Hello I trying to do a problem on partial derivative. I know the partial derivative of 3x+2y with respect to x would be 3 and with respect to y would be 2. But wut if it is squarroot of 3x+2y, wut is the partial derivative of it with respect to x and y
For d/dx(partial)of (3x + 2y)^1/2, just treat y as a constant and use the usual rules. In this case, use the chain rule and let u = 3x + 2y
df/dx = df/du*du/dx
d/dx(partial)of (3x + 2y)^1/2
=(1/2)(3x + 2y)^-1/2 * 3
= (3/2)(3x + 2y)^-1/2
k tnx for ur help
-5(3x+2)
To find the partial derivatives of the function √(3x + 2y) with respect to x and y, we can use the chain rule.

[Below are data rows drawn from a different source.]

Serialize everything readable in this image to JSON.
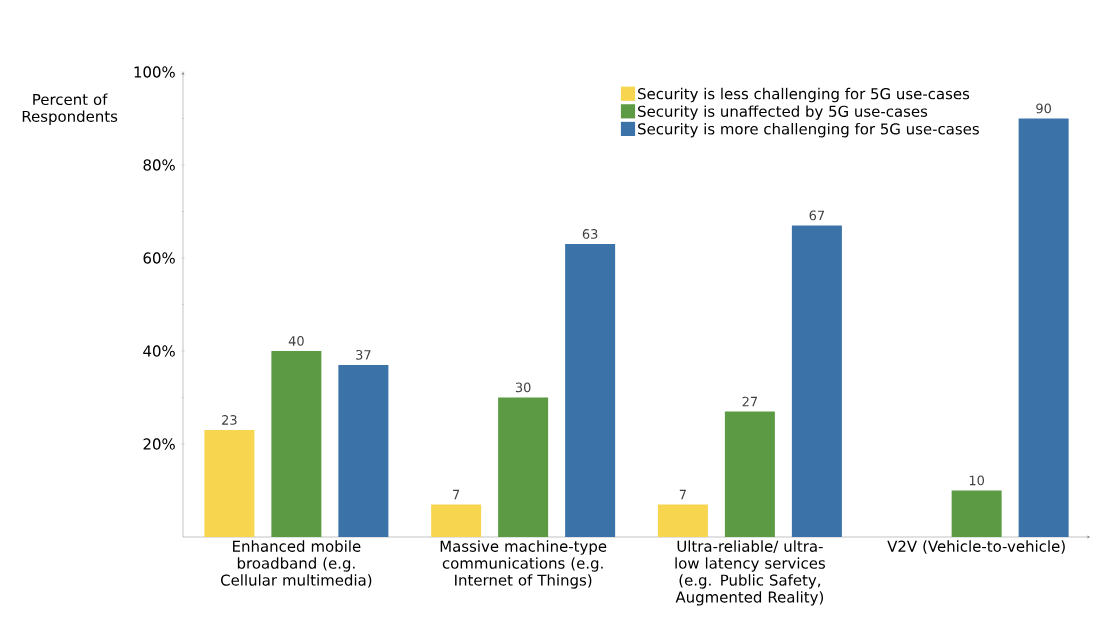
{
  "chart_data": {
    "type": "bar",
    "ylabel": "Percent of Respondents",
    "categories": [
      "Enhanced mobile broadband (e.g. Cellular multimedia)",
      "Massive machine-type communications (e.g. Internet of Things)",
      "Ultra-reliable/ ultra-low latency services (e.g. Public Safety, Augmented Reality)",
      "V2V (Vehicle-to-vehicle)"
    ],
    "series": [
      {
        "name": "Security is less challenging for 5G use-cases",
        "color": "#f7d54e",
        "values": [
          23,
          7,
          7,
          null
        ]
      },
      {
        "name": "Security is unaffected by 5G use-cases",
        "color": "#5c9a44",
        "values": [
          40,
          30,
          27,
          10
        ]
      },
      {
        "name": "Security is more challenging for 5G use-cases",
        "color": "#3b72a8",
        "values": [
          37,
          63,
          67,
          90
        ]
      }
    ],
    "ylim": [
      0,
      100
    ],
    "yticks": [
      {
        "value": 20,
        "label": "20%"
      },
      {
        "value": 40,
        "label": "40%"
      },
      {
        "value": 60,
        "label": "60%"
      },
      {
        "value": 80,
        "label": "80%"
      },
      {
        "value": 100,
        "label": "100%"
      }
    ],
    "data_labels": true,
    "legend": "top right",
    "grid": false
  }
}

The chain rule states that if we have a function of the form f(g(x)), then the derivative of f(g(x)) with respect to x is given by d(f(g(x)) / dx = f'(g(x)) * g'(x), where f'(g(x)) represents the derivative of f with respect to g(x), and g'(x) represents the derivative of g with respect to x.
In this case, we have f(u) = √u (where u = 3x + 2y) and g(x) = 3x + 2y.

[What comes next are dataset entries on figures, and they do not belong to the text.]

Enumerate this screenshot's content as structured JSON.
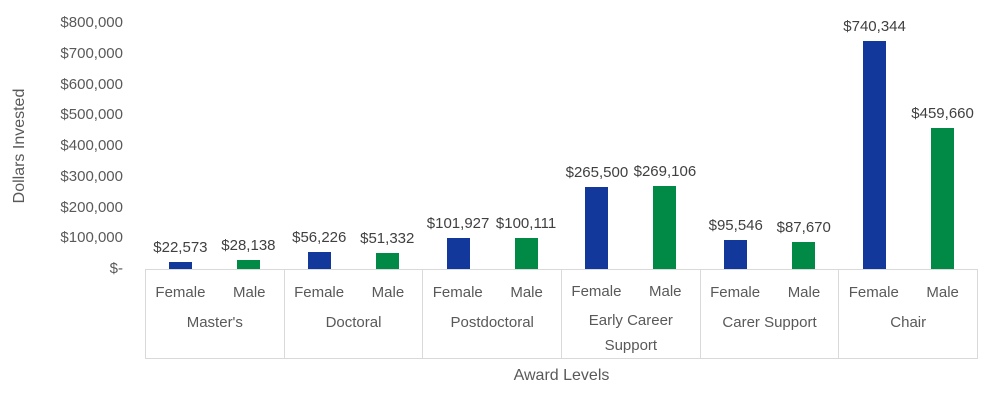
{
  "chart_data": {
    "type": "bar",
    "title": "",
    "xlabel": "Award Levels",
    "ylabel": "Dollars Invested",
    "categories": [
      "Master's",
      "Doctoral",
      "Postdoctoral",
      "Early Career Support",
      "Carer Support",
      "Chair"
    ],
    "series": [
      {
        "name": "Female",
        "color": "#12389B",
        "values": [
          22573,
          56226,
          101927,
          265500,
          95546,
          740344
        ],
        "labels": [
          "$22,573",
          "$56,226",
          "$101,927",
          "$265,500",
          "$95,546",
          "$740,344"
        ]
      },
      {
        "name": "Male",
        "color": "#008A46",
        "values": [
          28138,
          51332,
          100111,
          269106,
          87670,
          459660
        ],
        "labels": [
          "$28,138",
          "$51,332",
          "$100,111",
          "$269,106",
          "$87,670",
          "$459,660"
        ]
      }
    ],
    "ylim": [
      0,
      800000
    ],
    "ytick_step": 100000,
    "ytick_labels": [
      "$-",
      "$100,000",
      "$200,000",
      "$300,000",
      "$400,000",
      "$500,000",
      "$600,000",
      "$700,000",
      "$800,000"
    ],
    "grid": false,
    "legend": "none",
    "colors": {
      "axis_line": "#D9D9D9",
      "tick_text": "#595959",
      "data_label_text": "#404040",
      "background": "#ffffff"
    }
  }
}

To find the partial derivative with respect to x, we differentiate f(g(x)) with respect to x while treating y as a constant:
∂/∂x [f(g(x))] = ∂/∂x [√(3x + 2y)] = df/du * du/dx
df/du represents the derivative of √u with respect to u, and du/dx represents the derivative of u with respect to x.

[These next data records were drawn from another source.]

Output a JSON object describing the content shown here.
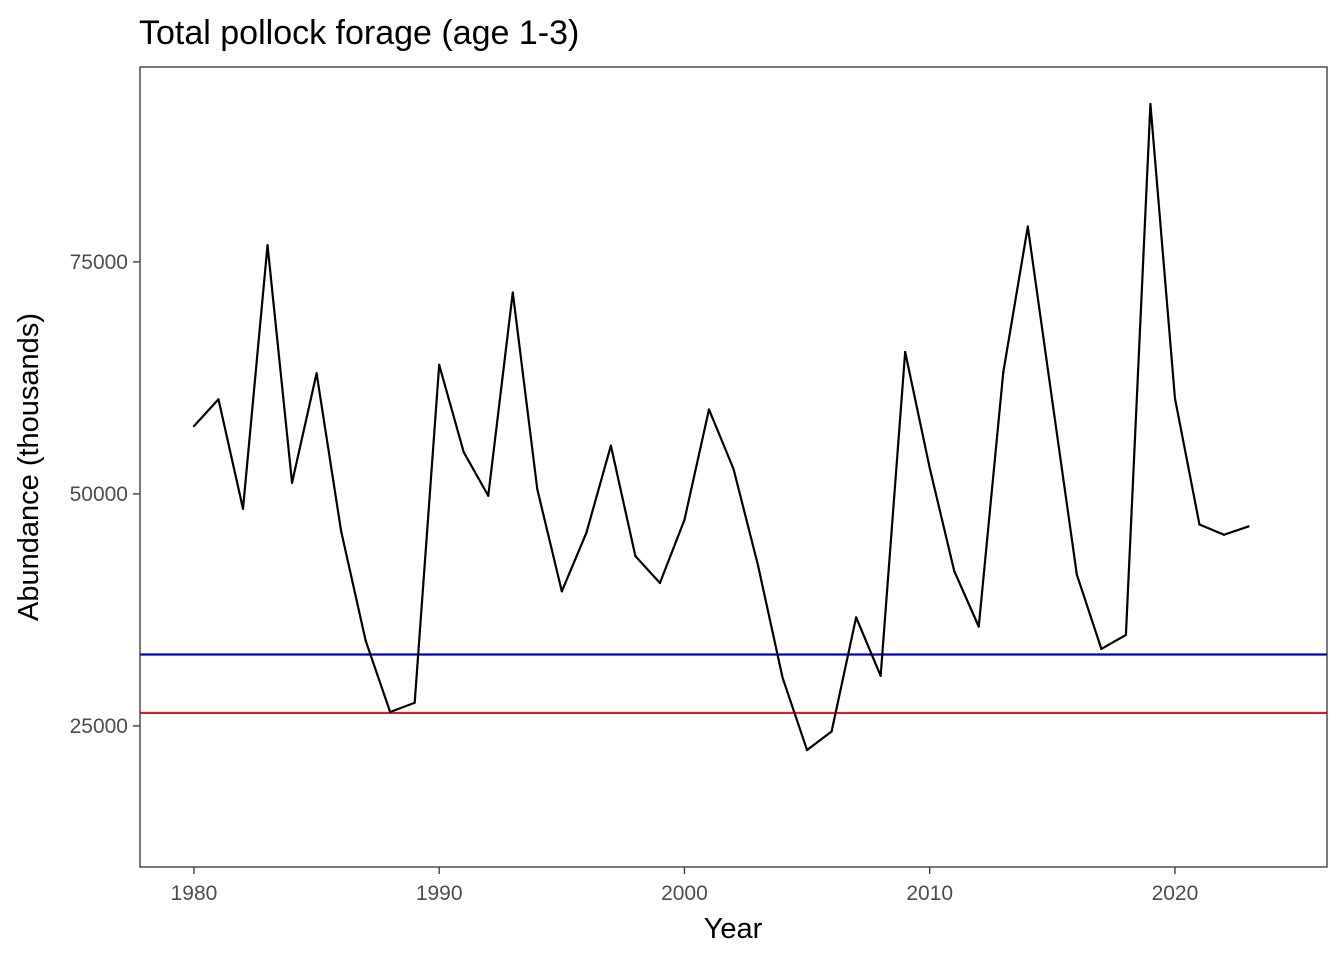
{
  "chart_data": {
    "type": "line",
    "title": "Total pollock forage (age 1-3)",
    "xlabel": "Year",
    "ylabel": "Abundance (thousands)",
    "xlim": [
      1977.8,
      2026.2
    ],
    "ylim": [
      9800,
      96000
    ],
    "x_ticks": [
      1980,
      1990,
      2000,
      2010,
      2020
    ],
    "x_tick_labels": [
      "1980",
      "1990",
      "2000",
      "2010",
      "2020"
    ],
    "y_ticks": [
      25000,
      50000,
      75000
    ],
    "y_tick_labels": [
      "25000",
      "50000",
      "75000"
    ],
    "grid": false,
    "legend": "none",
    "series": [
      {
        "color": "#000000",
        "x": [
          1980,
          1981,
          1982,
          1983,
          1984,
          1985,
          1986,
          1987,
          1988,
          1989,
          1990,
          1991,
          1992,
          1993,
          1994,
          1995,
          1996,
          1997,
          1998,
          1999,
          2000,
          2001,
          2002,
          2003,
          2004,
          2005,
          2006,
          2007,
          2008,
          2009,
          2010,
          2011,
          2012,
          2013,
          2014,
          2015,
          2016,
          2017,
          2018,
          2019,
          2020,
          2021,
          2022,
          2023
        ],
        "y": [
          57300,
          60200,
          48400,
          76800,
          51200,
          63000,
          46000,
          34200,
          26500,
          27500,
          63900,
          54500,
          49800,
          71700,
          50500,
          39500,
          45800,
          55200,
          43300,
          40400,
          47200,
          59100,
          52700,
          42300,
          30200,
          22400,
          24400,
          36700,
          30400,
          65300,
          52800,
          41700,
          35700,
          63100,
          78800,
          60000,
          41300,
          33300,
          34800,
          92000,
          60300,
          46700,
          45600,
          46500
        ]
      }
    ],
    "reference_lines": [
      {
        "axis": "y",
        "value": 32700,
        "color": "#0000cc"
      },
      {
        "axis": "y",
        "value": 26400,
        "color": "#e31a1c"
      }
    ]
  }
}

So, df/du = (1/2) * (3x + 2y)^(-1/2) = (3x + 2y)^(-1/2) / 2
And, du/dx = 3
Thus, the partial derivative with respect to x, ∂/∂x [√(3x + 2y)], is given by:
(3x + 2y)^(-1/2) / 2 * 3 = 3 / (2√(3x + 2y))
Similarly, to find the partial derivative with respect to y, we treat x as a constant and differentiate f(g(x)) with respect to y:
∂/∂y [f(g(x))] = ∂/∂y [√(3x + 2y)] = df/du * du/dy
df/du = (1/2) * (3x + 2y)^(-1/2) = (3x + 2y)^(-1/2) / 2 (same as the previous derivative)
And, du/dy = 2
Therefore, the partial derivative with respect to y, ∂/∂y [√(3x + 2y)], is given by:
(3x + 2y)^(-1/2) / 2 * 2 = (3x + 2y)^(-1/2)
So, the partial derivative with respect to x is 3 / (2√(3x + 2y)) and the partial derivative with respect to y is (3x + 2y)^(-1/2).